L'initiative de Bush sur le climat ne convainc pas

Washington envisage de stopper la croissance des rejets américains de CO2 en 2025 sans préciser comment. Les partisans de mesures ambitieuses contre le réchauffement se disent déçus et s'inquiètent de la confusion créée par l'initiative.

Annoncée mercredi à l'occasion de la rencontre des plus gros pays émetteurs, à Paris, l'initiative du président Bush contre le réchauffement climatique suscite le plus grand scepticisme. Pourtant arc-bouté contre le Protocole de Kyoto et sa logique contraignante de réduction des émissions de gaz à effet de serre (Ges), le locataire de la Maison-Blanche souhaite que les Etats-Unis parviennent à stopper la croissance de leurs rejets de CO2 d'ici à 2025.

Dévoilé lors du plus long discours qu'il ait prononcé sur le sujet depuis 2002, cet objectif n'a pas été accompagné de l'annonce d'un train de mesures appropriées par le chef de l'exécutif dont le mandat s'achève dans neuf mois.

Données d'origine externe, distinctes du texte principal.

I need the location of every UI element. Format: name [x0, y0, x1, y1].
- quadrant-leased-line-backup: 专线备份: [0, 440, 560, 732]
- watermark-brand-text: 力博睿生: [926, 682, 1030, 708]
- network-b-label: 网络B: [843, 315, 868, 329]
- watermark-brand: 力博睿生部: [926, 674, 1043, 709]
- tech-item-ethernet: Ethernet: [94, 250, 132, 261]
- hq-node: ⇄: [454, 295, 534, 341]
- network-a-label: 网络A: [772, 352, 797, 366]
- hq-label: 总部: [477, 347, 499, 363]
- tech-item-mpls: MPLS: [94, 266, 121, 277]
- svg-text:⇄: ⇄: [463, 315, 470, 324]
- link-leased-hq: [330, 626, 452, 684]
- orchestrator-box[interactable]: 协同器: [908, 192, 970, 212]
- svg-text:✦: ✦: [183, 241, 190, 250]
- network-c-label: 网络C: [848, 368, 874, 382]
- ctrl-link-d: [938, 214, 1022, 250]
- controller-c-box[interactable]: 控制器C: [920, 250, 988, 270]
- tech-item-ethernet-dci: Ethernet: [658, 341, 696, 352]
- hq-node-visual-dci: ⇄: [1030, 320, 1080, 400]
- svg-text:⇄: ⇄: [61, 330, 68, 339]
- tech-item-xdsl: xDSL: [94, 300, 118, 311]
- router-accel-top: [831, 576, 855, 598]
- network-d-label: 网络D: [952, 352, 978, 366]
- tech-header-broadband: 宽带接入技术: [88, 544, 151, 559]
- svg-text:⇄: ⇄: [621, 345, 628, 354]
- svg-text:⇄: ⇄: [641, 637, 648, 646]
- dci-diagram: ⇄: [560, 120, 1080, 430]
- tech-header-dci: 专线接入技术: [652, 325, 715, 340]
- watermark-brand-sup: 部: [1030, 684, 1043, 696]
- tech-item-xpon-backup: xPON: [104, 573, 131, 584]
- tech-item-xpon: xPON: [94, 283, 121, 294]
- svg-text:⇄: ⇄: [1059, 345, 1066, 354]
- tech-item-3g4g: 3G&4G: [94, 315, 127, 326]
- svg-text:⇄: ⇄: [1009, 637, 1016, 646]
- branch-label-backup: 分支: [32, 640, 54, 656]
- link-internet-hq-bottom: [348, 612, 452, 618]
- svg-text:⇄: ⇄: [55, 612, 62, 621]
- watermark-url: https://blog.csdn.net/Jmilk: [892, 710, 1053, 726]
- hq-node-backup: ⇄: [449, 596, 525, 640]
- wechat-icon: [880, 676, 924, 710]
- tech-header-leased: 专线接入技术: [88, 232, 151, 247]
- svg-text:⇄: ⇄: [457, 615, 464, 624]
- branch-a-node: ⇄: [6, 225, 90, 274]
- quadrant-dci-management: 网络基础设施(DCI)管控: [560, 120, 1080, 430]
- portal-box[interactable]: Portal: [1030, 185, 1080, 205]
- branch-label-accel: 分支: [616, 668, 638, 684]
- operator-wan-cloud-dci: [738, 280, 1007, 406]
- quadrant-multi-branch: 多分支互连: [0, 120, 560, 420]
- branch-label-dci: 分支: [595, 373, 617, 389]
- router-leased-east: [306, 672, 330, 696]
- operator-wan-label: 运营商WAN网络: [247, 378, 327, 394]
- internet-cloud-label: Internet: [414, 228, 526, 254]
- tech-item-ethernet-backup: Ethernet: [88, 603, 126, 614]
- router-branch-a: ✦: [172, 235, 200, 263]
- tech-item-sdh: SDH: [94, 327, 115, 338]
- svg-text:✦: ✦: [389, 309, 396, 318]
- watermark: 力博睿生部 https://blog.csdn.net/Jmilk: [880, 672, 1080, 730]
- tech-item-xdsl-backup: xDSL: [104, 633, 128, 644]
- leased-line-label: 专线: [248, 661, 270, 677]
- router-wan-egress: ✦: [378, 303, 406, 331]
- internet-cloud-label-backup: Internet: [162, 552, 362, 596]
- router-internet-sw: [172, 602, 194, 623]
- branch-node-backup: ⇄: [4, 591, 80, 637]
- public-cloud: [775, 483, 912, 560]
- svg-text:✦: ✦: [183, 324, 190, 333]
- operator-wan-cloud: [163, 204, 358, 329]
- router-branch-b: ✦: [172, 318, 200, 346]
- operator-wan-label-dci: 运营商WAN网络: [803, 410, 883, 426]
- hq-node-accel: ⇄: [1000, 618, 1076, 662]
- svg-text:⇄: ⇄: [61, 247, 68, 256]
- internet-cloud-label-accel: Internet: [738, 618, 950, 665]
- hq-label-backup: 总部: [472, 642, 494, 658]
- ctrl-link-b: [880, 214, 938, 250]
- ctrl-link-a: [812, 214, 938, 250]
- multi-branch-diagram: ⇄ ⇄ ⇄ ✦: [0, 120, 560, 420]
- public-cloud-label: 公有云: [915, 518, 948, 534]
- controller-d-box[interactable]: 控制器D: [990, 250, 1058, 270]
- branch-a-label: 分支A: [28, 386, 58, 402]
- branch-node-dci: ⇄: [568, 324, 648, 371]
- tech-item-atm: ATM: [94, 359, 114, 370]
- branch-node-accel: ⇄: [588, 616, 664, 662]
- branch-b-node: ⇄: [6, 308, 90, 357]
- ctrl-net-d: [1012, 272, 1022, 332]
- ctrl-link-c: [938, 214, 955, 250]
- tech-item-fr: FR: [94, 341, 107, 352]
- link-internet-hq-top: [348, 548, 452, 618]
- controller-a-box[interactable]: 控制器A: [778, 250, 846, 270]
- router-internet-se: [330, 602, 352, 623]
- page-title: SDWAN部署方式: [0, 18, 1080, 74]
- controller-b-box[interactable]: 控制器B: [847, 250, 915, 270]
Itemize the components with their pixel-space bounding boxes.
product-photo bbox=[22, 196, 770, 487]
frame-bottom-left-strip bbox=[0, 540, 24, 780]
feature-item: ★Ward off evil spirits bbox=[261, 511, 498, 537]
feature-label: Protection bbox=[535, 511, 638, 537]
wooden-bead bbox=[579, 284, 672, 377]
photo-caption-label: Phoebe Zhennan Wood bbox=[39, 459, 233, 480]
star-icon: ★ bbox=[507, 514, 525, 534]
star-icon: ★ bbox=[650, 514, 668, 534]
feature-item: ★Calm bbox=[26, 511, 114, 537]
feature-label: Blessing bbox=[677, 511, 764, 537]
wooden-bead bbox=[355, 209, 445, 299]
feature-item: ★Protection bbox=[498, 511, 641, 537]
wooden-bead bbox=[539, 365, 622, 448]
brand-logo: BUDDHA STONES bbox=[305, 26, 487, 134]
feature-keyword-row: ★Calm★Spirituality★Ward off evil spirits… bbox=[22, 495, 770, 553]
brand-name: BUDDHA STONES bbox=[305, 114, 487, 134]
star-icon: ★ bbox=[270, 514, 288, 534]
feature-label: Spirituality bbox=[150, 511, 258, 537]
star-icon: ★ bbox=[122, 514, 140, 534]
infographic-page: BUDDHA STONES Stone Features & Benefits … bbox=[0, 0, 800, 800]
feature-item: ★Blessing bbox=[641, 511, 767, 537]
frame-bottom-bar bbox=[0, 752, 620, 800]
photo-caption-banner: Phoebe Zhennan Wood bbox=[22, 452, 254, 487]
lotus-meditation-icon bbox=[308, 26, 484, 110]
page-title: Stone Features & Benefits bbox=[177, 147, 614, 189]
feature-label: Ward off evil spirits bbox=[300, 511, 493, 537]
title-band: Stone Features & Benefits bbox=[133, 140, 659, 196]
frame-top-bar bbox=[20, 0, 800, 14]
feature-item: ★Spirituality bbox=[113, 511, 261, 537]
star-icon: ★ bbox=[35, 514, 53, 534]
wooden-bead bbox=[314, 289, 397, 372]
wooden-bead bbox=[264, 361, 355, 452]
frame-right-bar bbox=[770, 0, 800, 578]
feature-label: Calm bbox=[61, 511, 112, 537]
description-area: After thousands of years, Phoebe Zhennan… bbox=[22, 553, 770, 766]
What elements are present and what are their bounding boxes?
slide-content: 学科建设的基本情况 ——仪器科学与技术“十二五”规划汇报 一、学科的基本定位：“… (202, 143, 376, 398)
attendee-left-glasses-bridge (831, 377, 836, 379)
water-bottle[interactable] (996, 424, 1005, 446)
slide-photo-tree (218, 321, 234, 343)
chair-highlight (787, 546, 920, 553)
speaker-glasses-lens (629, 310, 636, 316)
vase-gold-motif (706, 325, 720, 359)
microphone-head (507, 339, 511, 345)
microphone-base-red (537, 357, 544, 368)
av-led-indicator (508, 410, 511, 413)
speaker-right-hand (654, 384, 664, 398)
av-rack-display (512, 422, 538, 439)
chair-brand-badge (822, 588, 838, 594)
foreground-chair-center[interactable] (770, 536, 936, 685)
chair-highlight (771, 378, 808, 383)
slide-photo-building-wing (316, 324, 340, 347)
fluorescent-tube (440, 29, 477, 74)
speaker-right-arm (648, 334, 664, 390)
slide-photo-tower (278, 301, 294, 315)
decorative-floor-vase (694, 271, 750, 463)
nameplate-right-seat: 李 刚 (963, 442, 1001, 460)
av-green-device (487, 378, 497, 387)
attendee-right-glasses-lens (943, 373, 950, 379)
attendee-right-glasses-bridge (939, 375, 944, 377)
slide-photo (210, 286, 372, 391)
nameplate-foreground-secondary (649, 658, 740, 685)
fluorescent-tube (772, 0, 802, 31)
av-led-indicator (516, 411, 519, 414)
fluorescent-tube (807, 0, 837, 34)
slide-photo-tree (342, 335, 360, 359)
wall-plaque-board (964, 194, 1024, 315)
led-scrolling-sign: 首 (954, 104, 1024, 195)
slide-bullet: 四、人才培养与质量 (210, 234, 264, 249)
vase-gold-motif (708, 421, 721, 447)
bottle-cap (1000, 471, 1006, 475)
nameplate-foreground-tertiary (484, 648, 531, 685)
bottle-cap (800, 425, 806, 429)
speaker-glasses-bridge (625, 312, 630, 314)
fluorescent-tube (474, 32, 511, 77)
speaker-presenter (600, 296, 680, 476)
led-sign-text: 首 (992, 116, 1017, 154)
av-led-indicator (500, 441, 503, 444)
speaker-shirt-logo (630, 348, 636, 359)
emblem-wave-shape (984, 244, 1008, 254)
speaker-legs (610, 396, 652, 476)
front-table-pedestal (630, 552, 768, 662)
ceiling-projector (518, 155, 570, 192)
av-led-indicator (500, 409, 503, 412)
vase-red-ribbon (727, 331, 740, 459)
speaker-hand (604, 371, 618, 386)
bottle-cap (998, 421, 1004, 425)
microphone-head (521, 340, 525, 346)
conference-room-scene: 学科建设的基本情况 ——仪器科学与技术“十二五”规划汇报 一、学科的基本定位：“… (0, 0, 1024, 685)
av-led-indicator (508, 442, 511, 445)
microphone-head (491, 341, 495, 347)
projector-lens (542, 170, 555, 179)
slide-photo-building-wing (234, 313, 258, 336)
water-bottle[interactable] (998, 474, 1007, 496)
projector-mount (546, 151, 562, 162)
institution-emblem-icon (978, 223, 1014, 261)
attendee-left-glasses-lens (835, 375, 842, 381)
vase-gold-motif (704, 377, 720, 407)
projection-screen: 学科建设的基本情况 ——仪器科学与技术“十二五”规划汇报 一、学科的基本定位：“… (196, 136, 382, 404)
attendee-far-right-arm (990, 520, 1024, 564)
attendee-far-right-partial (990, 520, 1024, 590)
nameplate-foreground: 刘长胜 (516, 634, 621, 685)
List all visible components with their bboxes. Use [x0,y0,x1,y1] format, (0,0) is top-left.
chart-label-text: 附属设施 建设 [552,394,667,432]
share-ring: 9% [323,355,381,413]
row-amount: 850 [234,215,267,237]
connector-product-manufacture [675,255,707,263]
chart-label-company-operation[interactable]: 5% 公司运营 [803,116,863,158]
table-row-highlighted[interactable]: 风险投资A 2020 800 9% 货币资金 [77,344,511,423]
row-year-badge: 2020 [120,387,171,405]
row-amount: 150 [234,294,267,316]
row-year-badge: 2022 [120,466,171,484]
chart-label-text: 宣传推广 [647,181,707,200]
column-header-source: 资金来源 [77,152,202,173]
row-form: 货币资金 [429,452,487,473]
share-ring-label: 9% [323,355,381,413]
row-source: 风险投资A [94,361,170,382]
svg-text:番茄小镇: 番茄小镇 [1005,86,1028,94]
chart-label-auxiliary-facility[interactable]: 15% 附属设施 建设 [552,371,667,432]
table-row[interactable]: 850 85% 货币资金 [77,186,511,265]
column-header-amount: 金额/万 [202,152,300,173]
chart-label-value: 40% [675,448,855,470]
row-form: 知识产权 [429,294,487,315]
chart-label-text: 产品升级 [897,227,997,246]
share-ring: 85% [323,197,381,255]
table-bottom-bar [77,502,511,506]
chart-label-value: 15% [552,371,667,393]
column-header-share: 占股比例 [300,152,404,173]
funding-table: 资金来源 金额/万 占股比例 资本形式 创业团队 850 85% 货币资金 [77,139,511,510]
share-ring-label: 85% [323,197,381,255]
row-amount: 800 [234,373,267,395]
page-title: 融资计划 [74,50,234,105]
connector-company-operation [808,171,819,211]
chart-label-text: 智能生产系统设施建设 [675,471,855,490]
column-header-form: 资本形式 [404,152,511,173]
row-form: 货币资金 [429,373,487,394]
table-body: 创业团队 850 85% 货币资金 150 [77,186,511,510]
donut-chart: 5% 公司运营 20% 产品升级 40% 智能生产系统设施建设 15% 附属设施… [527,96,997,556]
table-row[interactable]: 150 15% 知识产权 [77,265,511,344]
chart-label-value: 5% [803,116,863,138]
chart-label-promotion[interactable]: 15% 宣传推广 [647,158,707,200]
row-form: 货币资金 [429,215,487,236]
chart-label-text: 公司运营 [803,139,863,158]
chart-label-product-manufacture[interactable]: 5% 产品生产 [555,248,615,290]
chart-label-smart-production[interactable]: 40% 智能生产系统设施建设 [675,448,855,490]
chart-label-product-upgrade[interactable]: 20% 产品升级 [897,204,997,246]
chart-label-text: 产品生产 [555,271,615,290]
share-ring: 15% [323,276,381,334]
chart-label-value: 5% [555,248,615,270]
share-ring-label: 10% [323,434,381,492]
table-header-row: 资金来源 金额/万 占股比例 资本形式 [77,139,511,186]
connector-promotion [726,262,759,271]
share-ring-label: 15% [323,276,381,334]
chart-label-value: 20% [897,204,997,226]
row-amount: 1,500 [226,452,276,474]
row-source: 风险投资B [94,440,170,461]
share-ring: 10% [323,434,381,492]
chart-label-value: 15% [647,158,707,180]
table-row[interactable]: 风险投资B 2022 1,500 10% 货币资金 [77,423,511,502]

Pour atteindre son but, la Maison-Blanche compte donc sur les lois existantes et les technologies actuelles ou futures comme le charbon propre ou le nucléaire.

Cette annonce doit être interprétée comme la volonté de "M. Bush de ne rien faire jusqu'à son départ le 20 janvier 2009", a réagi le démocrate Edward Markey (Massachusetts), président de la Chambre des représentants sur le réchauffement climatique. Plus délicat encore, l'annonce de Bush intervient au moment où le Congrès se penche sur une proposition de loi sur le plafonnement des émissions et les échanges de permis d'émissions émanant des sénateurs John Warner (républicain) et Joe Lieberman (indépendant). Ce texte, qui devrait être débattu en juin au Sénat, prévoit une réduction immédiate des émissions de Ges pour parvenir à une baisse proche de 20% d'ici à 2020 afin de les ramener à un niveau voisin de celui de 1990, un objectif très proche de celui fixé par l'Union européenne qui adhère au Protocole de Kyoto.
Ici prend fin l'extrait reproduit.